Former Indonesian Education Minister and Gojek co-founder Nadiem Makarim was found guilty of corruption over a pandemic-era procurement of Chromebooks for schools, a ruling likely to intensify investor concerns about how Southeast Asia’s largest economy distinguishes graft from disputed policy and business decisions.
The Central Jakarta District Court on Tuesday sentenced Makarim to 10 years in prison, lower than the 18 years sought by prosecutors.
Judges, reading from parts of a more than 1,100-page decision, also ordered him to pay financial penalties of more than 800 billion rupiah ($44.7 million) or face an additional five years in prison. Prosecutors had sought more than 5.7 trillion rupiah.

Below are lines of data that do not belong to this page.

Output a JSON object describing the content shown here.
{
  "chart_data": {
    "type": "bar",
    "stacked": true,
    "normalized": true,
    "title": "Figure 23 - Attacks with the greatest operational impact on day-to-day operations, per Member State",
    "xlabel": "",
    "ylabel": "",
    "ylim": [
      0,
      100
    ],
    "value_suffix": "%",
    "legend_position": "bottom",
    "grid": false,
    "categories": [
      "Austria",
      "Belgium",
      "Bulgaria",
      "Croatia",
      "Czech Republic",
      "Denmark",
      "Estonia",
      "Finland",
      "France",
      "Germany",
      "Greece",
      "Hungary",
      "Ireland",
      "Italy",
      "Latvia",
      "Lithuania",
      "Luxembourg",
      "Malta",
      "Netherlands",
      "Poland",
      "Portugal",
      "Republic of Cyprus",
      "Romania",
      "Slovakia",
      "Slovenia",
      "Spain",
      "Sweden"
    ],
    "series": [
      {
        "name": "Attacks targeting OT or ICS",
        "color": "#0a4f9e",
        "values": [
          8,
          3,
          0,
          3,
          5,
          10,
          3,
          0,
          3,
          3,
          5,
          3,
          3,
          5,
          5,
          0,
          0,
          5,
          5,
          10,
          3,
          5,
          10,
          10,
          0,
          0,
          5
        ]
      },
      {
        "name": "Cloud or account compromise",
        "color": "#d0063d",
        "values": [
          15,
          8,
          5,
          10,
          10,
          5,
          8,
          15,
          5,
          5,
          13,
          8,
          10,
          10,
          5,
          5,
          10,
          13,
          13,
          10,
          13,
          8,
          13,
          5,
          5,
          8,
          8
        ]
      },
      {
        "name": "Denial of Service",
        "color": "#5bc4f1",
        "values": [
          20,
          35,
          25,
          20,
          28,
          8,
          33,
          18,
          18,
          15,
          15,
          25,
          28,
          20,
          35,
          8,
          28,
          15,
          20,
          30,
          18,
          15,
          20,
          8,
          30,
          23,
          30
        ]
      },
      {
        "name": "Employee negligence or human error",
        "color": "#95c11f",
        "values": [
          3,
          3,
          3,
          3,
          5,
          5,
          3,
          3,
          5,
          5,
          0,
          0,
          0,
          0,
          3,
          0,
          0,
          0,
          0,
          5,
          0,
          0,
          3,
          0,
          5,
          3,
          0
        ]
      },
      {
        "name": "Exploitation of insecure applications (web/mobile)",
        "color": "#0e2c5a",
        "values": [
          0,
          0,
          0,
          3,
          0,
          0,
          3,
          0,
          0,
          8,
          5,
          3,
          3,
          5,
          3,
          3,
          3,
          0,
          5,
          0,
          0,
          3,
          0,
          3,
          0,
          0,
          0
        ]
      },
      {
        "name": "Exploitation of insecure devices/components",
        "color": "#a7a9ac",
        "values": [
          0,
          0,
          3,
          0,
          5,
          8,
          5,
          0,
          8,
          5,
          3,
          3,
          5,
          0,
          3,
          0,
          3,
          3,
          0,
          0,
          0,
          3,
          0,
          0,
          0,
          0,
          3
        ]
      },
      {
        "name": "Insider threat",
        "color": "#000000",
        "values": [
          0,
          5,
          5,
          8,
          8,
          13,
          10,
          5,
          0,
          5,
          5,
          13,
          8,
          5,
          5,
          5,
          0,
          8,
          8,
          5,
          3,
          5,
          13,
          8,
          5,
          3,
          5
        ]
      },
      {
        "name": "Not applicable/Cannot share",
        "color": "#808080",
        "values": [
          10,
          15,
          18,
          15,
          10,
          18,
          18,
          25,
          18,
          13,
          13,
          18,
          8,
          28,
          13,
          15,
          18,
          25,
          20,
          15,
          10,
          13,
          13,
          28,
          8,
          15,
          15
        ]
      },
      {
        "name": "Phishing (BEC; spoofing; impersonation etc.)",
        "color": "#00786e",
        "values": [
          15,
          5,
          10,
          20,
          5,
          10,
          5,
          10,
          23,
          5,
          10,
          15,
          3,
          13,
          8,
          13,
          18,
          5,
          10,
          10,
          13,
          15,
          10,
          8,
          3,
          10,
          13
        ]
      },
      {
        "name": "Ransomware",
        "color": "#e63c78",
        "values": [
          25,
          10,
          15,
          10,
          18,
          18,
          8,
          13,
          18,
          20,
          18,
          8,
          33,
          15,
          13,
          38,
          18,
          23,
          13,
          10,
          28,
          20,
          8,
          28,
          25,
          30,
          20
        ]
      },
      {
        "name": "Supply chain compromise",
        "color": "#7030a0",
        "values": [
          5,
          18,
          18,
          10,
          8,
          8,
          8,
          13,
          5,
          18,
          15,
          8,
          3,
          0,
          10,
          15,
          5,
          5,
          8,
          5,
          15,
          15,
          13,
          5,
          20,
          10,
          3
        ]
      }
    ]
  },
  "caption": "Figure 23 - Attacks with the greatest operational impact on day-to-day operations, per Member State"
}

The 41-year-old was charged in relation to a decision to purchase more than a million Chromebooks using Google’s ChromeOS for schools from 2020 to 2022. Prosecutors accused him of overpaying for laptops and software, ignoring internal evaluations, and receiving 809 billion rupiah as an alleged reward linked to the procurement, pointing to Google’s investment in his former company as evidence of conflict.
Makarim denied all charges, arguing that the prices paid were below-market, that the internal evaluations were outdated and at odds with the urgent demands of schooling during the Covid-19 pandemic. His lawyers also argued the alleged gains was standard pre-IPO administrative restructuring funds that never flowed to him personally.
His defense also argued that prosecutors failed to prove bad intent, personal enrichment or a direct link between the laptop program and Google’s investment in Gojek-related entities.
Makarim was greeted ahead of the hearing by dozens of supporters, many of them Gojek drivers wearing the company’s signature green jackets. The Harvard Business School graduate wiped away tears as supporters offered prayers, embraced him and shook his hand. Some sang in Indonesian: “Free Nadiem now.”
Inside the courthouse, Makarim, dressed in a batik shirt, sat before the panel of judges for more than four hours as they read out their decision.
The case has been viewed as a test of legal certainty in Indonesia, where a series of recent graft rulings have raised questions over whether disputed policy choices and business risks can later be treated as criminal acts.
Former executives of state-backed venture capital firms recently were sentenced over failed investments in agritech startup TaniHub, a case critics says effectively criminalized standard market risk. Also contentious was last year’s jailing of former Trade Minister Thomas Lembong over sugar import permits a decade ago despite no evidence of personal financial gain. He was ultimately released after President Prabowo Subianto granted abolition.
Makarim, who left Gojek in 2019 to join the cabinet under then President Joko Widodo, has warned that the case could deter professionals from entering public service and spook investors worried about legal uncertainty in Indonesia.